Certains grands chefs en sont toqués mais pas seulement ! Les créations du sympathique binôme français Ben & Manu apportent ce supplément d’âme que les tables étoilées comme les établissements de prestige, notamment en montagne, recherchent pour s’ancrer dans leur environnement. Le succès n’a pas fait tourner la tête de ces deux jeunes sculpteurs et ébénistes talentueux qui maîtrisent avec sagesse leur production et leur carrière.
De retour en France en 2015, après vos études à l’Institut Québécois d’Ébénisterie au Canada où vous vous êtes rencontrés, vous avez établi votre atelier en Vendée, puis dans la Drôme, avant de vous installer dans les Vosges en 2021. Pourquoi les Vosges ?
Nous recherchions un endroit calme et nous considérons les Vosges un peu comme une « base arrière », le temps semble différent, plus apaisé, plus lent. Idéal pour créer. En avril 2021, nous avons acheté une maison/ atelier à La Petite-Raon. Nous sommes tombés amoureux des paysages et de l’ambiance très préservée de la vallée dans laquelle nous sommes. Nous avons de plus de la famille proche.

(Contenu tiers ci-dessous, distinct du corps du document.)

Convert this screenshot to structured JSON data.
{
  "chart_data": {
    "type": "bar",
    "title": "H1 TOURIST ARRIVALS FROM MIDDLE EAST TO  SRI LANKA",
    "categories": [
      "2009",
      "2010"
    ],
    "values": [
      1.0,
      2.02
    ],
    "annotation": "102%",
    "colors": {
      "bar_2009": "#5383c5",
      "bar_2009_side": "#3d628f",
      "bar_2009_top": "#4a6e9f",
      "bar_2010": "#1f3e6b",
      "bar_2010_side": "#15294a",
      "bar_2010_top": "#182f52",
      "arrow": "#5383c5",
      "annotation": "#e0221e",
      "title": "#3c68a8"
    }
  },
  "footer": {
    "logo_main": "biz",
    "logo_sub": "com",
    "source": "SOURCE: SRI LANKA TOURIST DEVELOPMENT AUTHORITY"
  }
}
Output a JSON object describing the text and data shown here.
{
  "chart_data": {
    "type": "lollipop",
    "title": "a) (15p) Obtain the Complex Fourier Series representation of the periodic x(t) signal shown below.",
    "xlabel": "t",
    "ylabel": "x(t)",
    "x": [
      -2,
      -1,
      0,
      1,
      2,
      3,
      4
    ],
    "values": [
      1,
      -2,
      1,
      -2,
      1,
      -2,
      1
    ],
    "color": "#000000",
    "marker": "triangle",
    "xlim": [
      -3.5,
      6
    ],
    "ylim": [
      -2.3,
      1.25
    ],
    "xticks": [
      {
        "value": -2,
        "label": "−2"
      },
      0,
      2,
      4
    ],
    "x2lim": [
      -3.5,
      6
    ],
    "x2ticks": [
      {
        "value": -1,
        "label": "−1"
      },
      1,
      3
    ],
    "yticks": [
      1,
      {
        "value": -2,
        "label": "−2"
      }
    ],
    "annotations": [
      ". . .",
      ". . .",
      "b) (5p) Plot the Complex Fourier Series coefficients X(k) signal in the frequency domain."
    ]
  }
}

Comment l’univers de la montagne s’est-il invité dans vos créations au point d’en être devenu le sujet central ?
Notre travail a d’abord été géographique, au sens large du terme. À la fin de nos études, en 2015, nous avons voyagé plusieurs semaines entre le Canada et les États-Unis. Ce « road trip » a été un vrai déclencheur. Nous étions fascinés par les notions de frontières, de territoires, par la manière dont les paysages s’organisent — rivières, canyons, découpages naturels ou politiques. Nous avons tout consigné dans un carnet : croquis, réflexions, dessins… Ce carnet a été la base de notre travail à notre retour en France, et il nous accompagne encore aujourd’hui.
Quelle a été votre source d’inspiration pour trouver votre style qui évoque un peu l’esprit des cartes topographiques par la précision donnée au relief montagneux ?
Au départ, nos sculptures murales étaient une réflexion sur les frontières, les espaces et la géographie. Petit à petit, les reliefs se sont élevés, jusqu’à devenir de la haute montagne.
Depuis 2017 environ, notre travail se concentre sur la montagne appliquée au mobilier. C’est un terrain d’expression infini : la puissance des paysages nous permet de jouer avec la contemplation, la lumière, la mise en scène. Il y a quelque chose de très instinctif, presque théâtral dans cette matière-là. On peut sculpter la montagne comme un décor, tout en gardant sa force symbolique.

Comment vivez-vous la montagne, en sportifs, contemplatifs ?
C’est amusant, parce que nous avons deux rapports très différents à la montagne.
Pour Ben, c’est un terrain de jeu. Il a besoin de la comprendre, de l’explorer, de la décortiquer. Il randonne, il fait du vélo, il grimpe, toujours pour observer et analyser les paysages depuis leurs points culminants.
Pour Manu, c’est presque l’inverse : son approche est plus spirituelle. Il aime la voir d’en bas, comme les anciennes civilisations qui considéraient les sommets comme sacrés. Il préfère rêver ces lieux inaccessibles, les observer et leur inventer des mythologies.
Ces deux regards nourrissent notre travail commun : entre analyse et rêverie.
Quelles essences de bois travaillez-vous et pourquoi ?
Nous privilégions quatre essences pour la richesse de leurs teintes et veinages. Elles nous permettent de composer une palette naturelle et variée, sans ajout de teinte : L’Érable sycomore très clair, aux nuances crème et blanches, le Frêne, clair également, avec un veinage plus marqué, le Chêne pour sa couleur miel chaleureux et le Noyer, plus foncé, avec un veinage très expressif pouvant aller du brun profond au violet clair.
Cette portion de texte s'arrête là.